Diagnosing the Other: Race, Psychiatry, and US Empire

AHA Session 113
Society for Historians of the Gilded Age and Progressive Era 3
Friday, January 9, 2026: 1:30 PM-3:00 PM
Chicago Room (Palmer House Hilton, Fifth Floor)
Chair:
Jeannie Shinozuka, Washington State University

Session Abstract

This session examines how U.S. empire forged fluid yet powerful technologies of the pathologization of its “deviant,” “disordered,” “dysgenic,” and/or “insane” non-white or non-normative citizens and imperial subjects in the late 19th and early 20th centuries. U.S. medical authority, however, was not total. We see Filipino physicians and popular movements contesting the clinical and legal parameters of defining insanity in colonial society. We also explore the contradictions of U.S. empire through the nativist fervor of eugenicists at home and its expansionist and transoceanic projects throughout Latin America and the Caribbean.
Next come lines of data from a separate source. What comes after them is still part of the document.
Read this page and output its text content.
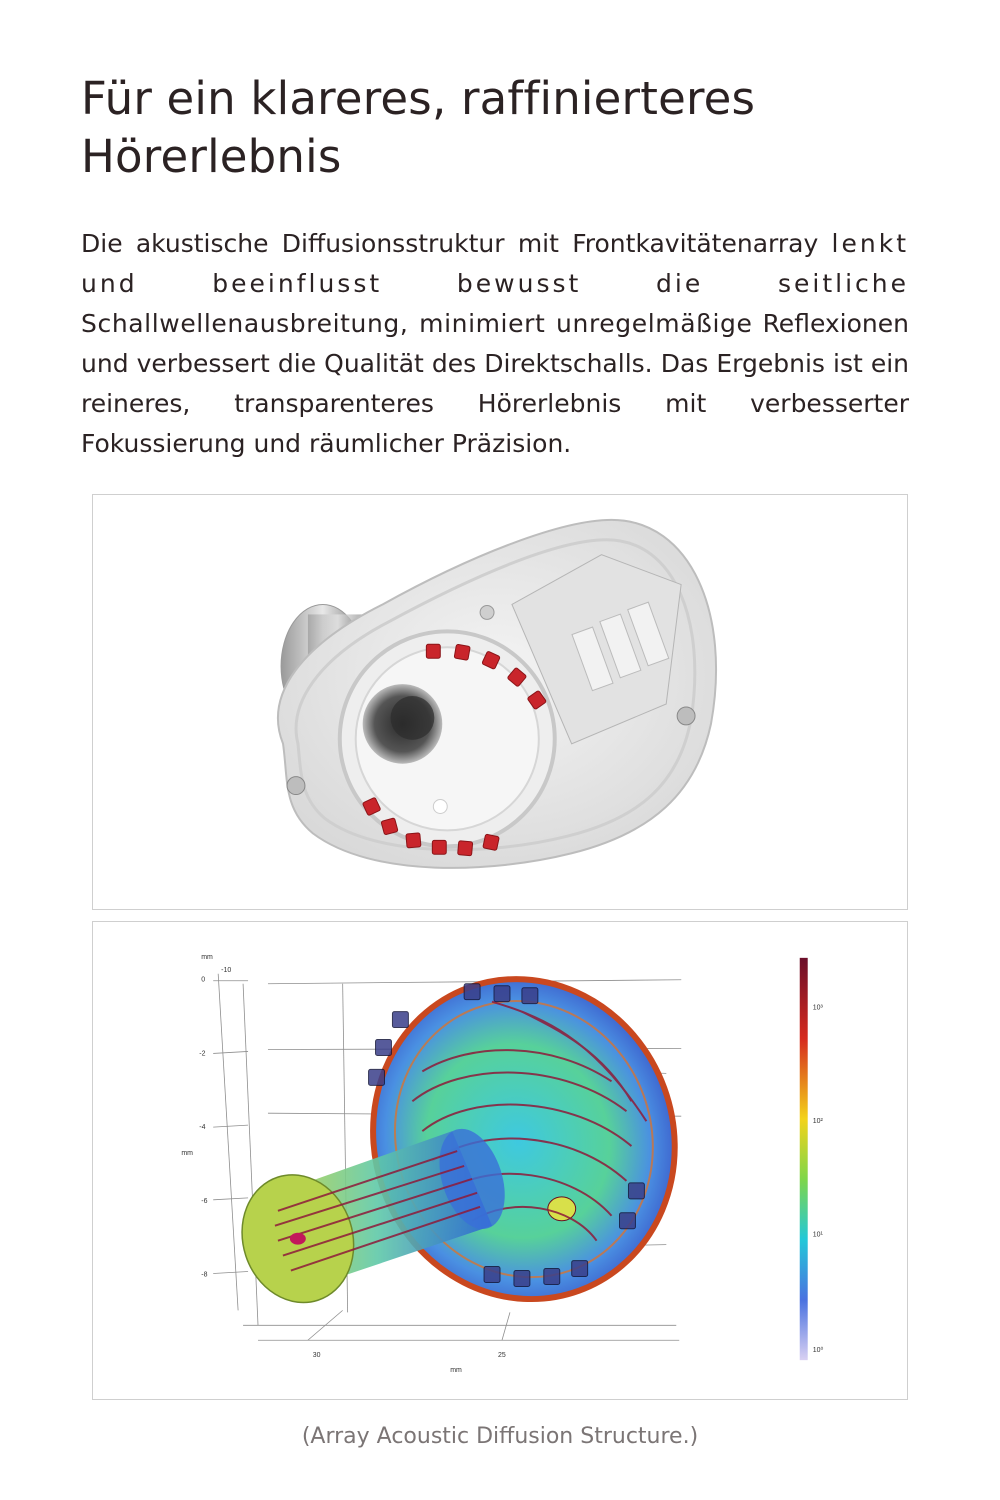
Für ein klareres, raffinierteres
Hörerlebnis

Die akustische Diffusionsstruktur mit Frontkavitätenarray lenkt und beeinflusst bewusst die seitliche Schallwellenausbreitung, minimiert unregelmäßige Reflexionen und verbessert die Qualität des Direktschalls. Das Ergebnis ist ein reineres, transparenteres Hörerlebnis mit verbesserter Fokussierung und räumlicher Präzision.

mm
-10
0
-2
-4
mm
-6
-8
30	25
mm
10³
10²
10¹
10⁰

(Array Acoustic Diffusion Structure.)
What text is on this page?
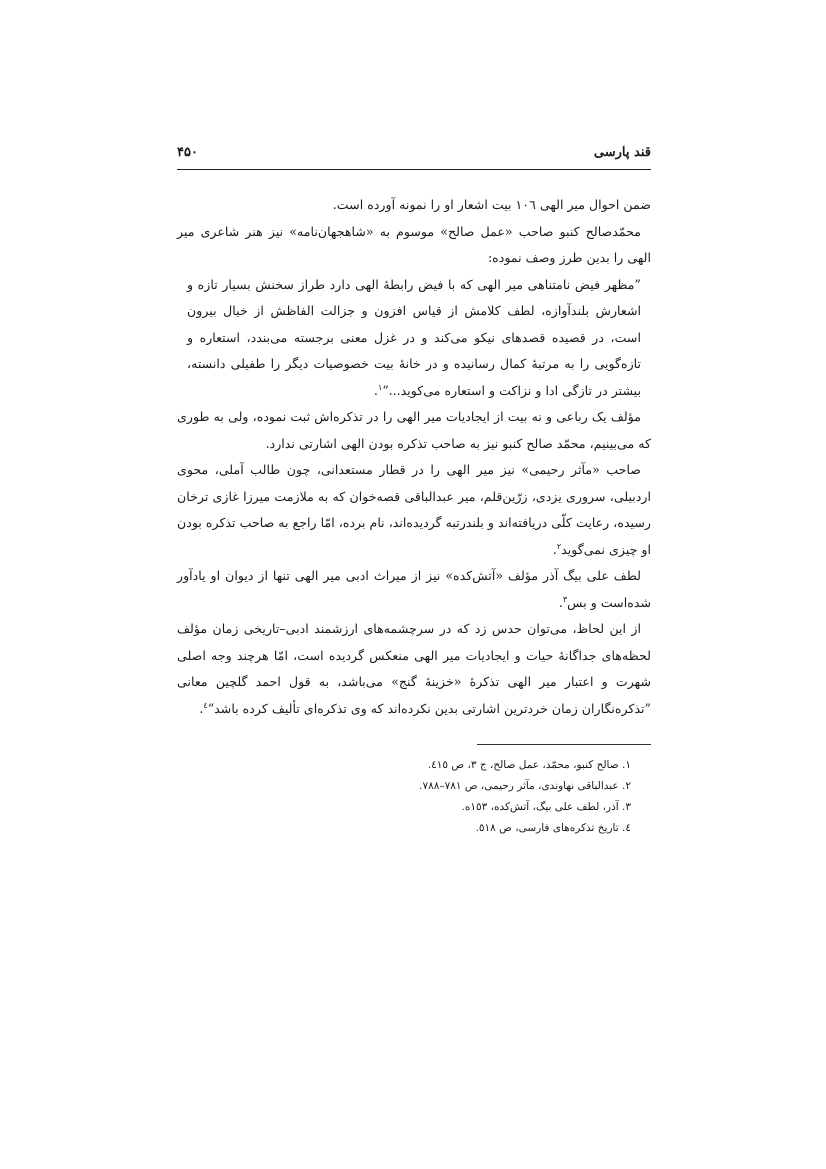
قند پارسی
۴۵۰

ضمن احوال میر الهی ۱۰٦ بیت اشعار او را نمونه آورده است.

محمّدصالح کنبو صاحب «عمل صالح» موسوم به «شاهجهان‌نامه» نیز هنر شاعری میر الهی را بدین طرز وصف نموده:

”مظهر فیض نامتناهی میر الهی که با فیض رابطهٔ الهی دارد طراز سخنش بسیار تازه و اشعارش بلندآوازه، لطف کلامش از قیاس افزون و جزالت الفاظش از خیال بیرون است، در قصیده قصدهای نیکو می‌کند و در غزل معنی برجسته می‌بندد، استعاره و تازه‌گویی را به مرتبهٔ کمال رسانیده و در خانهٔ بیت خصوصیات دیگر را طفیلی دانسته، بیشتر در تازگی ادا و نزاکت و استعاره می‌کوید...“$^١$.

مؤلف یک رباعی و نه بیت از ایجادیات میر الهی را در تذکره‌اش ثبت نموده، ولی به طوری که می‌بینیم، محمّد صالح کنبو نیز به صاحب تذکره بودن الهی اشارتی ندارد.

صاحب «مآثر رحیمی» نیز میر الهی را در قطار مستعدانی، چون طالب آملی، محوی اردبیلی، سروری یزدی، زرّین‌قلم، میر عبدالباقی قصه‌خوان که به ملازمت میرزا غازی ترخان رسیده، رعایت کلّی دریافته‌اند و بلندرتبه گردیده‌اند، نام برده، امّا راجع به صاحب تذکره بودن او چیزی نمی‌گوید$^٢$.

لطف علی بیگ آذر مؤلف «آتش‌کده» نیز از میراث ادبی میر الهی تنها از دیوان او یادآور شده‌است و بس$^٣$.

از این لحاظ، می‌توان حدس زد که در سرچشمه‌های ارزشمند ادبی–تاریخی زمان مؤلف لحظه‌های جداگانهٔ حیات و ایجادیات میر الهی منعکس گردیده است، امّا هرچند وجه اصلی شهرت و اعتبار میر الهی تذکرهٔ «خزینهٔ گنج» می‌باشد، به قول احمد گلچین معانی ”تذکره‌نگاران زمان خردترین اشارتی بدین نکرده‌اند که وی تذکره‌ای تألیف کرده باشد“$^٤$.

١. صالح کنبو، محمّد، عمل صالح، ج ٣، ص ٤١٥.
٢. عبدالباقی نهاوندی، مآثر رحیمی، ص ٧٨١–٧٨٨.
٣. آذر، لطف علی بیگ، آتش‌کده، ١٥٣ه.
٤. تاریخ تذکره‌های فارسی، ص ٥١٨.
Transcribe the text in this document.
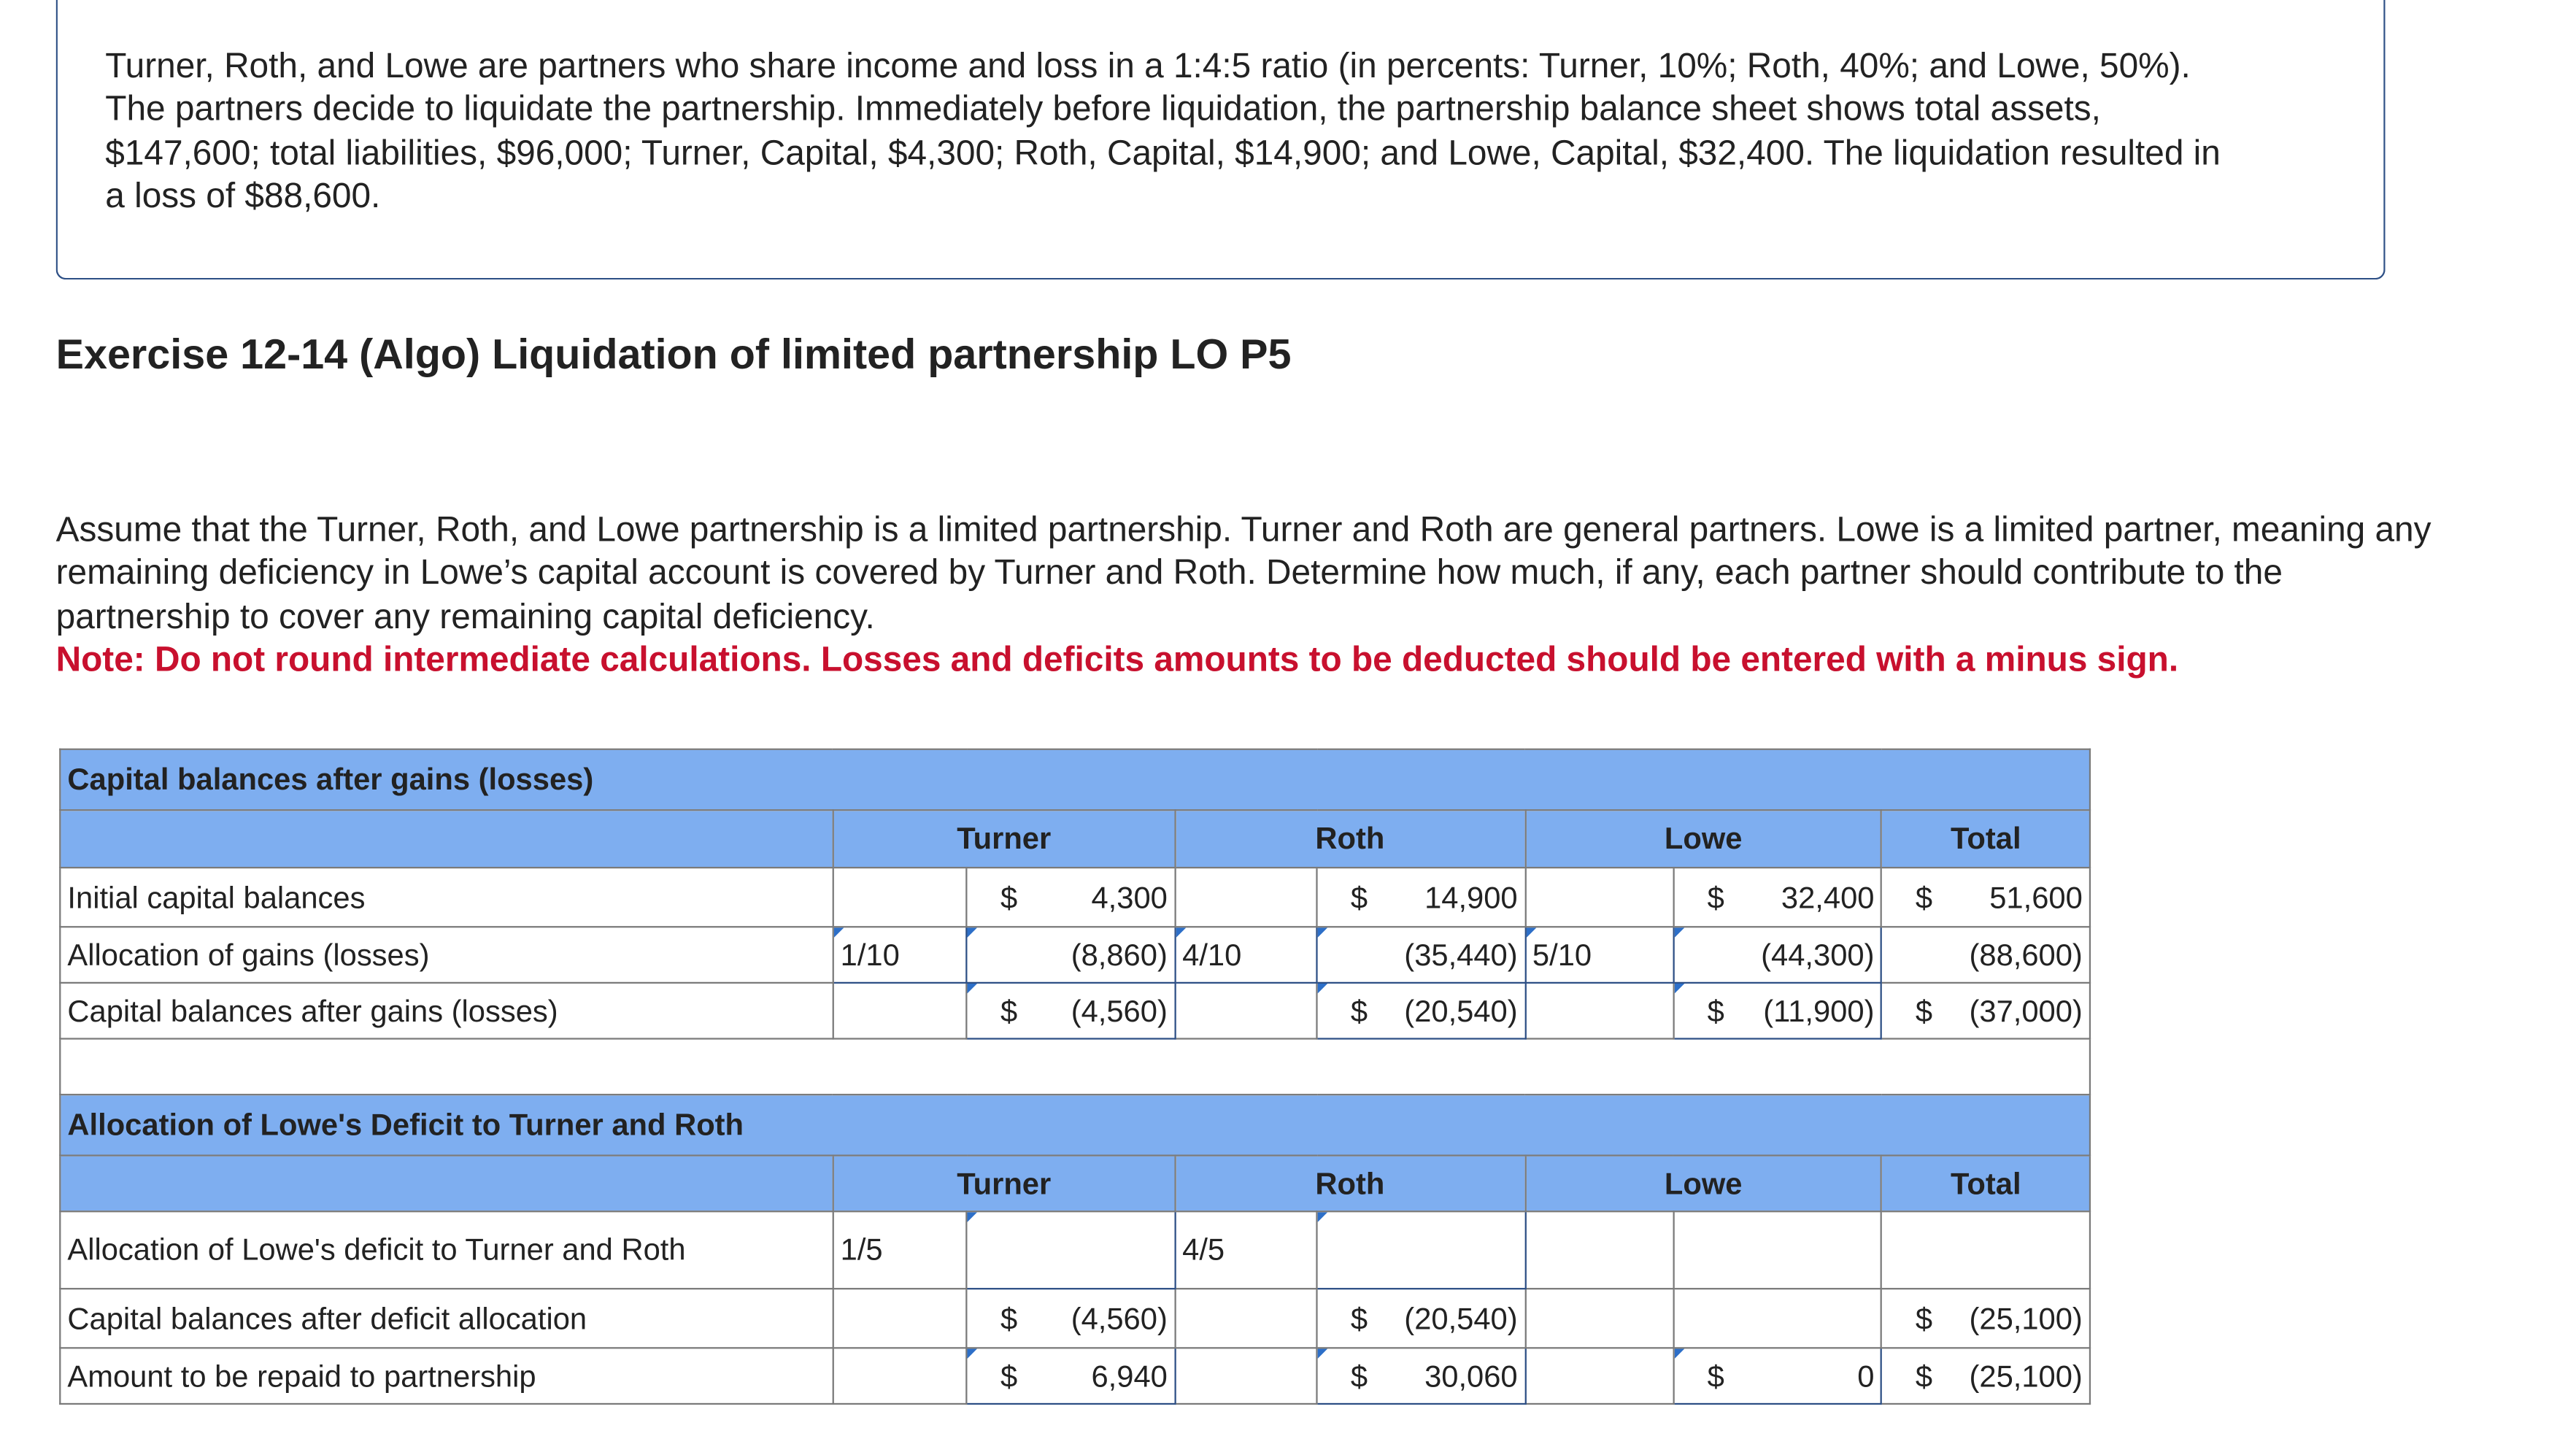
Turner, Roth, and Lowe are partners who share income and loss in a 1:4:5 ratio (in percents: Turner, 10%; Roth, 40%; and Lowe, 50%). The partners decide to liquidate the partnership. Immediately before liquidation, the partnership balance sheet shows total assets, $147,600; total liabilities, $96,000; Turner, Capital, $4,300; Roth, Capital, $14,900; and Lowe, Capital, $32,400. The liquidation resulted in a loss of $88,600.
Exercise 12-14 (Algo) Liquidation of limited partnership LO P5
Assume that the Turner, Roth, and Lowe partnership is a limited partnership. Turner and Roth are general partners. Lowe is a limited partner, meaning any remaining deficiency in Lowe’s capital account is covered by Turner and Roth. Determine how much, if any, each partner should contribute to the partnership to cover any remaining capital deficiency.
Note: Do not round intermediate calculations. Losses and deficits amounts to be deducted should be entered with a minus sign.
Capital balances after gains (losses)							
	Turner		Roth		Lowe		Total
Initial capital balances		$ 4,300		$ 14,900		$ 32,400	$ 51,600

Allocation of gains (losses)	1/10	(8,860)	4/10	(35,440)	5/10	(44,300)	(88,600)
Capital balances after gains (losses)		$ (4,560)		$ (20,540)		$ (11,900)	$ (37,000)

Allocation of Lowe's Deficit to Turner and Roth							
	Turner		Roth		Lowe		Total
Allocation of Lowe's deficit to Turner and Roth	1/5		4/5				
Capital balances after deficit allocation		$ (4,560)		$ (20,540)			$ (25,100)

Amount to be repaid to partnership		$ 6,940		$ 30,060		$ 0	$ (25,100)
Lastly, this panel looks at how the logics of behavioral pathologization and intervention—a rising profession at the time—created a spectrum of eugenic-dysgenic movement of institutionalized people who had previously lived at the US-Mexico borderlands. It was not just the geospatial movement that concerned these interventionists, but also patients’ and family members’ minute and errant bodily shifts that signaled national degeneration.